SambaNova Systems has unveiled what may be one of the largest large language models (LLMs) to date: the one trillion parameter Samba-1. Unlike OpenAI’s GPT-4, Samba-1 is not a single model. Instead, it integrates over 50 high-quality AI models through a method known as Composition of Experts architecture, allowing for customization and optimization for specific enterprise applications.

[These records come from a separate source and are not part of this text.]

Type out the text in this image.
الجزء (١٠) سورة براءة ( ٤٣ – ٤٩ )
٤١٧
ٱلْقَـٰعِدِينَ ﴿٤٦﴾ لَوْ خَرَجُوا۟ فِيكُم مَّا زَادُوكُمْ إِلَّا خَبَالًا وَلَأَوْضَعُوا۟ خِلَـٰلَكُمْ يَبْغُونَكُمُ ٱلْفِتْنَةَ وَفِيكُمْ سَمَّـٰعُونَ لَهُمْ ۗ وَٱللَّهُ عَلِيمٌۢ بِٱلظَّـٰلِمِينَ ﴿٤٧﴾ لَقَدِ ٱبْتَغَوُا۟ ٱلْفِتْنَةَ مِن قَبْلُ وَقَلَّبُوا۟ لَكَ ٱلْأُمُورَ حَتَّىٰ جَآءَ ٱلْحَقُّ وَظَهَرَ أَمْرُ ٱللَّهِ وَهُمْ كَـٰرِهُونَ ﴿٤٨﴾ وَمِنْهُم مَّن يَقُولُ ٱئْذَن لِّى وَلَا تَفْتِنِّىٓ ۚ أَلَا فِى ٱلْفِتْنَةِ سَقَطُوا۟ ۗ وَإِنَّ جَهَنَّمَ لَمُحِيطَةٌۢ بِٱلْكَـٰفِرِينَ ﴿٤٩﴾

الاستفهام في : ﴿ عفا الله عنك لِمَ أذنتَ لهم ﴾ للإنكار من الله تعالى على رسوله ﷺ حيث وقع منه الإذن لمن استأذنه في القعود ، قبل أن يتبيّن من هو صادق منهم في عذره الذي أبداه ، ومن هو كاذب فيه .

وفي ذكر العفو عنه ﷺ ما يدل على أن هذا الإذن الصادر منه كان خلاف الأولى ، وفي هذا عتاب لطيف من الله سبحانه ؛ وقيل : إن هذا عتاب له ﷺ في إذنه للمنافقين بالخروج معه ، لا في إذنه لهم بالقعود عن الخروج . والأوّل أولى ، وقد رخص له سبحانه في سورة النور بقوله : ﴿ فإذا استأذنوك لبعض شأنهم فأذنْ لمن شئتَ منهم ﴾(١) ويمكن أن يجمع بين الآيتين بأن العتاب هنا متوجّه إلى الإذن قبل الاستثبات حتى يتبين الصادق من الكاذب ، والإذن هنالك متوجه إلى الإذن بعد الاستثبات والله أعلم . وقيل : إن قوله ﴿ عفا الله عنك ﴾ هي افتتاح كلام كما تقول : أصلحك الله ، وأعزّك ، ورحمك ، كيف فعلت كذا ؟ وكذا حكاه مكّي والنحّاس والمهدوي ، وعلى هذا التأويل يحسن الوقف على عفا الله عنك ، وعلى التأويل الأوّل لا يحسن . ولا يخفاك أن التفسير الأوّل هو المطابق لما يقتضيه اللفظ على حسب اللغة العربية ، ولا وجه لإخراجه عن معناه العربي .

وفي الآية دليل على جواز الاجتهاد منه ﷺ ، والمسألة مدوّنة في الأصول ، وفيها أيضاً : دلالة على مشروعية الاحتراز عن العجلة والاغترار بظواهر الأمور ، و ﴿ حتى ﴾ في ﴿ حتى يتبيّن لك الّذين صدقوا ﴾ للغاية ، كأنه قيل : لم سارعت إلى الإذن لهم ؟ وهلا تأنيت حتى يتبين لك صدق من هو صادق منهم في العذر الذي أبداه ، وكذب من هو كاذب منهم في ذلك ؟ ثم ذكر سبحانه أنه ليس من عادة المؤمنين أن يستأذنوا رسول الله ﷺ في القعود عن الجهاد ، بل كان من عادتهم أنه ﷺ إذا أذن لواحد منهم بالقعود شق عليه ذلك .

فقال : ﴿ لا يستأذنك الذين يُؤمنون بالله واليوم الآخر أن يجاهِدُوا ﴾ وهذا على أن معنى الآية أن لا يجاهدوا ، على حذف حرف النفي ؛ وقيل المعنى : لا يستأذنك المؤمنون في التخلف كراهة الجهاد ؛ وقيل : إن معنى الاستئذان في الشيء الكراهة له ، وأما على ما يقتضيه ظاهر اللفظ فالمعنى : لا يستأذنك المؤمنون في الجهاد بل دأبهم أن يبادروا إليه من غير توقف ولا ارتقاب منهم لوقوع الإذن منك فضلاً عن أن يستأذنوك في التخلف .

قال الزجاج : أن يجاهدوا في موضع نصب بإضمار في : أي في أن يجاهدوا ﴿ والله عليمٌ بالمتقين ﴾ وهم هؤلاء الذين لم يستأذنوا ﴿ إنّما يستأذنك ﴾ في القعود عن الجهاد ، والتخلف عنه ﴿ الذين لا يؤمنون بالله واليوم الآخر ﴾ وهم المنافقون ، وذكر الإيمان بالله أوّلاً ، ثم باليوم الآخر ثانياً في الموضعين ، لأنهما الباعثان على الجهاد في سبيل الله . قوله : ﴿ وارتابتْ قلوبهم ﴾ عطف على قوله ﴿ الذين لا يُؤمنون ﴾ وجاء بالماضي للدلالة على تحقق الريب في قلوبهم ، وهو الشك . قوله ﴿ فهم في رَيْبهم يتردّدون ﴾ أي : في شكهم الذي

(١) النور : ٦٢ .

In September, SambaNova announced its SN40L AI chip, designed to compete with Nvidia by providing an efficient training and inference solution. The Samba-1 model will be incorporated into the SambaNova Suite, enabling organizations to tailor and deploy models effectively.
Rodrigo Liang, co-founder and CEO of SambaNova, emphasized the value of providing pre-composed, pre-trained, and pre-optimized models. This feature allows businesses to achieve high-performance deployments without the extensive fine-tuning typically required.
How Samba-1 Uses Composition of Experts to Build a Massive LLM
Samba-1 consists of over 50 individually trained AI models optimized for cohesion. This includes both SambaNova proprietary models and curated open-source models suited for specific tasks, such as Llama 2, Mistral, DeepSeek Coder, Falcon, DePlot, CLIP, and Llava.
“We’ve taken the best models, optimized them, and combined them into a single trillion parameter model,” Liang stated. The models within Samba-1 can interact seamlessly, allowing responses from one to serve as inputs for others.
Chaining LLMs to derive outputs is not new; popular open-source technologies like LangChain do this. However, Liang asserts that Samba-1’s Composition of Experts approach offers significant advantages. Unlike LangChain, which requires users to predefine model chains, Samba-1’s experts can be dynamically connected based on prompts and responses, promoting flexibility.
Moreover, Samba-1 allows users to gain various perspectives by drawing on models trained on different datasets. “It can dynamically create 50 LangChain equivalents to explore diverse results,” he noted.
Composition of Experts vs. Mixture of Experts
It’s important to differentiate the Composition of Experts from the Mixture of Experts approach used by some LLMs like Mistral. Liang explained that a Mixture of Experts uses a single model trained across multiple datasets, potentially risking data privacy.
In contrast, the Composition of Experts maintains the security of each model by training them on separate, secure datasets. This approach ensures that security protocols during training extend to deployment and inference.
Tailored Solutions Over a Trillion Parameters
While Samba-1 boasts a trillion parameters, organizations may not always require this scale for deployment. By leveraging multiple specialized models, Samba-1 offers broad capabilities more efficiently.
“Not every prompt requires activating the entire trillion parameters at once,” Liang explained. This leads to improved efficiency, reduced power and bandwidth usage, and a lighter operational footprint, as only the necessary expert is employed.
SambaNova empowers customers to train models on their proprietary data, allowing businesses to develop unique, optimized assets. “With Samba-1, you can have your own private trillion-parameter model, and once it’s trained on your data, it belongs to you indefinitely,” Liang stated.